Pues bien, el pasado 23 de noviembre ha visto la luz en Perú la Ley para prevenir, sancionar y erradicar la violencia contra las mujeres y los integrantes del grupo familiar, desde cuyo nombre se pone ya de manifiesto que el problema acabado de analizar en el ordenamiento jurídico español, está muy presente. En este sentido, dentro de las disposiciones complementarias derogatorias se procede a derogar la Ley 26260, Ley de Protección frente a la violencia familiar, que hasta entonces venía a ofrecer a las víctimas de este fenómeno criminal sostén para salir de la situación en la que se encuentra.
Si se compara su contenido, con el de la Ley Integral española, salta a relucir que la diferencia más importante que separa a ambos modelos es que frente a las diferencias que establece la ley española, la peruana cada vez que menciona la violencia “contra las mujeres por su condición de tales”, menciona en paralelo la violencia “contra los integrantes del grupo familiar”. La equiparación llega al punto que hace que el intérprete se plantee si era necesario visibilizar junto a la violencia intrafamiliar, la violencia doméstica contra las mujeres.

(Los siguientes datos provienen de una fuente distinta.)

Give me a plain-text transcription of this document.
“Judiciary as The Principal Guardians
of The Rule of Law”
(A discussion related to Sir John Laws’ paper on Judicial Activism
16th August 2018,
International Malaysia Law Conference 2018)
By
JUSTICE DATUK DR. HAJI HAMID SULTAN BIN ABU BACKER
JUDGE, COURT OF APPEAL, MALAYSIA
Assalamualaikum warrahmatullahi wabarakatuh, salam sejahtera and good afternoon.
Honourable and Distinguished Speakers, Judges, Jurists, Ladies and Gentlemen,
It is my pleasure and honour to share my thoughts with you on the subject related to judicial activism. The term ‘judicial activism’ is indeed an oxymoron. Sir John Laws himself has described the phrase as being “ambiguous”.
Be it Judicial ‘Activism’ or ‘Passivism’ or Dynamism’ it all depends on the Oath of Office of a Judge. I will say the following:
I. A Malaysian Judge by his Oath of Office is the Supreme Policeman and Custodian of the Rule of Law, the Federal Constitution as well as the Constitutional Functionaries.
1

O más exactamente, si se atiende a las definiciones contenidas en los artículos 5 y 6 de ambos fenómenos, se pone de manifiesto que la violencia de género que sufre la mujer a manos de su pareja es violencia familiar, con lo cual, o se visibiliza expresamente a fin de imponer una pena superior, o podían haberse suprimido todas las previsiones específicas que al respecto se realizan pues, se insiste, no se trata más que de una reiteración innecesaria o meramente simbólica.
Innecesaria y simbólica es también la referencia que incluyó la Ley 29.819, 26.12.2011 en el art. 107 Código penal, al incluir en el nomen iuris del delito el nombre de “feminicidio” junto al de “parricidio”, como si el primero no fuera ya una forma de parricidio; sobre todo cuando se constata tras su lectura que el precepto se limita a visibilizar que la muerte de la cónyuge o la conviviente del autor.
Esto con independencia de que la inclusión dentro del concepto de violencia de género de los actos de violencia en razón de género que sufre la mujer fuera de la familia en la comunidad (“sea perpetrada por cualquier persona y comprende, entre otros, violación, abuso sexual, tortura, trata de personas, prostitución forzada, secuestro y acoso sexual en el lugar de trabajo, así como en instituciones educativas, establecimiento de salud o cualquier otro lugar”, así como “la que sea perpetrada o tolerada por los agentes del Estado, donde quiera que ocurra”), en la línea promovida por la Declaración de Naciones Unidas de 1995, tiene una enorme relevancia, pues determina que todas las víctimas de estas otras clases de violencia de género puedan verse beneficiadas con los derechos reconocidas en dicha ley (a la asistencia y protección integrales, laborales, o en el campo de la educación).
Ahora bien, si se presta atención a las modificaciones que dicha ley lleva a cabo del Código penal (artículos 45, 121-A, 121-B, 122, 377 y 378), el Perú ha evitado incorporar diferencias penológicas en los casos de la violencia doméstica y de la violencia de género, a sabiendas de que la vía de la especial protección que merecen todas estas víctimas pasa más por incidir en los mecanismos de prevención, que en los de mero castigo simbólico.